Despite an at-times a porous offensive line, and no true number one wide receiver, Wilson still managed to lead the Seattle Seahawks to a 12-4 season record and back to back NFC Division Titles. As far as the numbers dictate, Wilson was incredibly effective as a passer firstly and rusher secondly while under pressure, as he set career highs in both areas of work.

Even as the most "pressured" quarterback in the entire NFL, Russell Wilson still managed to finish as the 13th best overall quarterback by season-long grade (WHAT GRADE?), but this is where I feel the human grading falls flat on its face.

You see, one could look at the amount of sacks and throwaways Wilson had and refer to them as "inefficient", but that's not how I infer this data. I look at it as progression, I recognize the decline in turnovers by Wilson as a byproduct of his "inefficient" decision making. If him throwing the ball away 38 times on the year means the Seahawks are back to back divisional champions then I say, "screw it, make it 50 and bring us home another title".

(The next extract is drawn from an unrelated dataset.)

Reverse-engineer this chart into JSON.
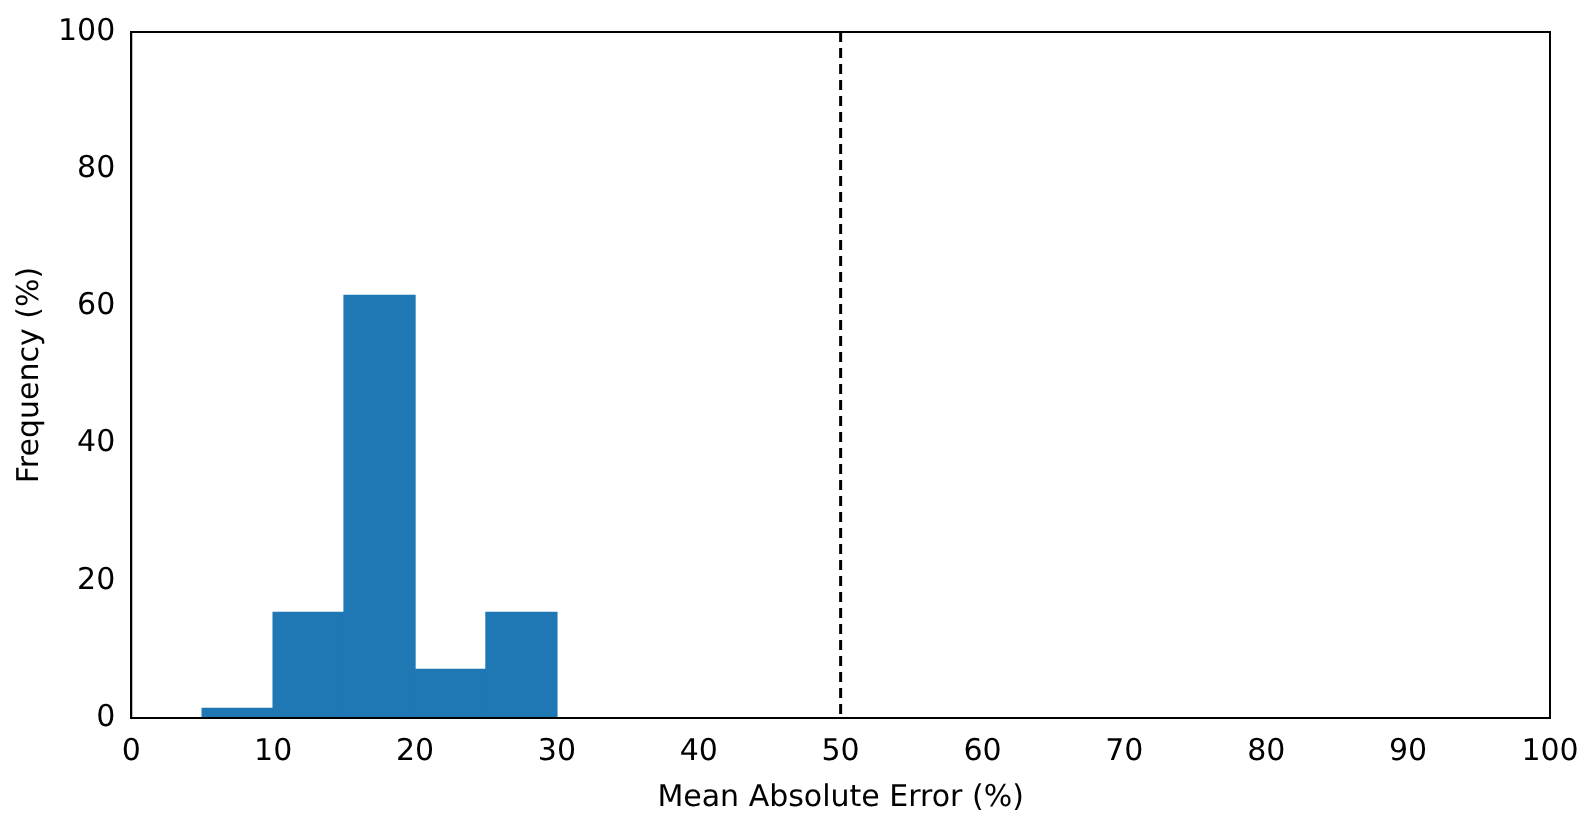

To be clear, though, it isn't just "throwing the ball away" that equates to team victories; the throwaways do play a big role in Pete Carroll's overall team philosophy -- a philosophy that manifests itself in the form of Russell Wilson's onfield play.

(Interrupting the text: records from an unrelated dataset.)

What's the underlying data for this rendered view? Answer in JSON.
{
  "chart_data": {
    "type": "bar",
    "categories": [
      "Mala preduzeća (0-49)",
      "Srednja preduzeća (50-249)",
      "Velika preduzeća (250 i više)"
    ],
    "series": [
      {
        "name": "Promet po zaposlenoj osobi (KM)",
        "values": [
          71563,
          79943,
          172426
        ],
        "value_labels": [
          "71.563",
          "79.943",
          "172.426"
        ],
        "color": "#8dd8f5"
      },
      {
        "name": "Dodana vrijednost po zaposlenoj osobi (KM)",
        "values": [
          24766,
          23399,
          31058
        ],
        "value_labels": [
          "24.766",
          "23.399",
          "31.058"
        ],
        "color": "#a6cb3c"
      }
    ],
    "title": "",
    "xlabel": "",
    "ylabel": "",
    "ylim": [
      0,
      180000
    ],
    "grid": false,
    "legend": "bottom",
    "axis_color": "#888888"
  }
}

Pete Carroll has long made it known that the Seattle Seahawks' goal every game is to force turnovers on defense, and prevent turnovers on offense. In a quote from back in October of 2013, Pete Carroll put Russell's onfield decision making into perspective perfectly:

"He's a fantastic competitor, he gets it, he knows what we're after and what we want and so that means that there is some risk involved, and I think that he's as much of a risk taker out there as anybody playing the game. But I think that he can manage that risk really well."

Carroll's sentiments on Wilson's quarterback play echo what is truly taking place. As Wilson has shown time and time again, protecting possession of the ball and himself over all else will ensure the team gets to live and fight another down. Its this combination of Wilson's own style and Carroll's philosophy that attribute to many of Russell's sacks taken. As a Seahawks fan this is a fact that we will just have to accept, just like James Van Der Beek is never going to be on the big screen again, even though it hurts to accept.

In light of the last paragraph, we understand that the non-offensive line related sacks however fall squarely on Russell Wilson's shoulders, and the remedy to that is undoubtedly quicker decision-making, and growth inside the Carroll system.

So in the end, I believe the conclusion was exactly what we thought it was going to be: a growing young quarterback who has played very well on every level by extending plays with his legs, a young offensive line that never really got a chance to find its collective rhythm, and a true inability for the offensive line as a whole to create time in the pocket for Wilson to function without pressure (plus, as Tom Cable has said, he's not a normal quarterback, so it's not normal pass protection).

Wilson's future production will always be tied to a strong run game, but the hope here is that Seattle can eventually bolster this offensive line, and give Wilson the pressure-less time he needs to be the high end passing talent the numbers state he can be. If the Seahawks address these needs through the draft or free agency in the offseason, along with some added weapons on the outside, I truly believe the leap Russell Wilson will make from 2014 to 2015 will be massive.